Today’s post is a special A to Z Challenge edition of Sciency Words, an ongoing series here on Planet Pailly where we take a look at some interesting science or science related term so we can all expand our scientific vocabularies together. In today’s post, P is for:
PLANET
In 2006, the International Astronomy Union approved a new, official definition of planet, and Pluto didn’t make the cut. Word has it Pluto took the news well.

The I.A.U.’s concern at the time was that more and more small, Pluto-like objects were being discovered, making Pluto seem less like the ninth planet and more like the first of some new class of thing.
To be fair, the I.A.U. did try to come up with a planet definition that would include Pluto while excluding the dozens or perhaps hundreds of other objects potentially out there. But it just didn’t work out.
So to meet the official, I.A.U. sanctioned definition, an astronomical body must meet three requirements:
- It must orbit the Sun.
- It must be spherical, due to the pull of its own gravity.
- It must have cleared its orbital path of debris (this is the part of the planet test that Pluto failed).

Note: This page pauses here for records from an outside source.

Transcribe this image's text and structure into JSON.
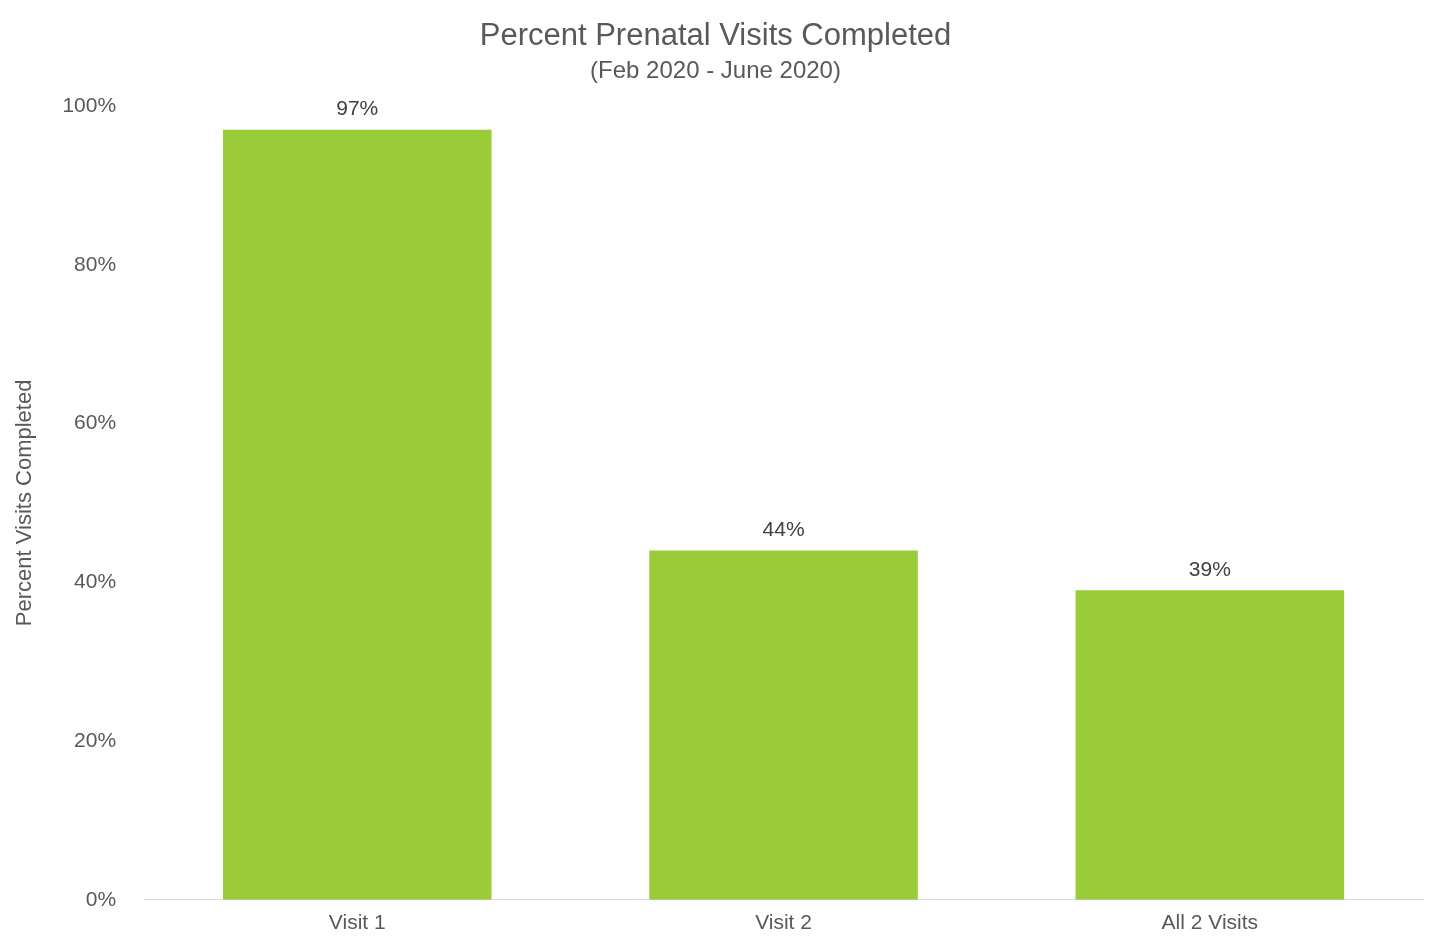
{
  "chart_data": {
    "type": "bar",
    "title": "Percent Prenatal Visits Completed",
    "subtitle": "(Feb 2020 - June 2020)",
    "ylabel": "Percent Visits Completed",
    "categories": [
      "Visit 1",
      "Visit 2",
      "All 2 Visits"
    ],
    "values": [
      97,
      44,
      39
    ],
    "color": "#9acb38",
    "value_labels": [
      "97%",
      "44%",
      "39%"
    ],
    "ylim": [
      0,
      100
    ],
    "yticks": [
      {
        "value": 0,
        "label": "0%"
      },
      {
        "value": 20,
        "label": "20%"
      },
      {
        "value": 40,
        "label": "40%"
      },
      {
        "value": 60,
        "label": "60%"
      },
      {
        "value": 80,
        "label": "80%"
      },
      {
        "value": 100,
        "label": "100%"
      }
    ],
    "grid": false,
    "legend": false
  }
}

Of course, if a definition can be changed once, it can be changed again. Recently, a group of six NASA scientists—specifically, six scientists from NASA’s New Horizons mission to Pluto—put forward a new proposal, which reads:
- A planet is a sub-stellar mass body that has never undergone nuclear fusion and that has sufficient self-gravitation to assume a spheroidal shape adequately described by a triaxial ellipsoid regardless of its orbital parameters.

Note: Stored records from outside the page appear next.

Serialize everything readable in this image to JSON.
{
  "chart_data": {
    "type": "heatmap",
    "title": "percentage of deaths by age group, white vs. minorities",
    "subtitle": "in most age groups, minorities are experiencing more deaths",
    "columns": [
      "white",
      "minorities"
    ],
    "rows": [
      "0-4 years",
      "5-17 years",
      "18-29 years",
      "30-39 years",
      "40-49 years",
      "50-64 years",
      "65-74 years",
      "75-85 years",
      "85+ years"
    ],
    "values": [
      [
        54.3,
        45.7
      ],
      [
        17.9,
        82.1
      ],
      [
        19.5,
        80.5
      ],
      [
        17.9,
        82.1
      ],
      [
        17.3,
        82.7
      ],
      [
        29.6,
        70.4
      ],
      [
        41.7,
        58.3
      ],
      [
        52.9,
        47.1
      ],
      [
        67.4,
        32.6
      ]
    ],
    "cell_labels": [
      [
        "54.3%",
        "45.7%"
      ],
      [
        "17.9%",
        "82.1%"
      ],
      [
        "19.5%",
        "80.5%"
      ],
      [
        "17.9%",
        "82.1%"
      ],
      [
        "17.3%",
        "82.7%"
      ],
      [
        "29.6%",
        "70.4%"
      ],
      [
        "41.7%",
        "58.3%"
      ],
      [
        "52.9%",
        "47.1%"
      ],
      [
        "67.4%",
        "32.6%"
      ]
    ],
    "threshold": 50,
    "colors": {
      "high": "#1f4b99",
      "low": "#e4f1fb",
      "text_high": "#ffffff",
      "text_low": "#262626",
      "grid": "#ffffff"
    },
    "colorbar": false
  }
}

In other words, if it’s round, and it’s not a star or wasn’t a star at some point in the past, then it’s a planet. Under this new definition, Pluto’s back in the planet club! And so is the Moon, weirdly enough, along with many other moons elsewhere in the Solar System. In fact, the new definition would reclassify over one hundred Solar System objects as planets—possibly more than that.

The next I.A.U. general assembly meeting will be held in August, 2018. If they’re going to change the definition of planet again, that’s when they’ll do it. But I very much doubt it’ll happen.
Even though this is probably a lost cause, I want to say something in defense of the New Horizons team’s proposal. The strongest objection seems to be that moons should not be planets. I get that, but in my mind any world that I can picture myself standing on or walking on… I don’t know, that just feels planet-y to me.
I frequently catch myself calling Titan and Europa planets, even though they’re moons. Same for Pluto, Eris, Ceres, and all the other objects currently in the dwarf planet category. And I can’t help myself, but I keep calling Endor from Star Wars a planet, even though it’s specifically referred to multiple times in dialogue as a “forest moon.” All of these places—even fictional moons like Endor—feel planet-y to me.
And yes, even the Moon—the most quintessential moon of them all—has a certain planet-esque quality to it when I imagine myself living there, walking around, going about my daily business. I could get used to the Moon being a planet.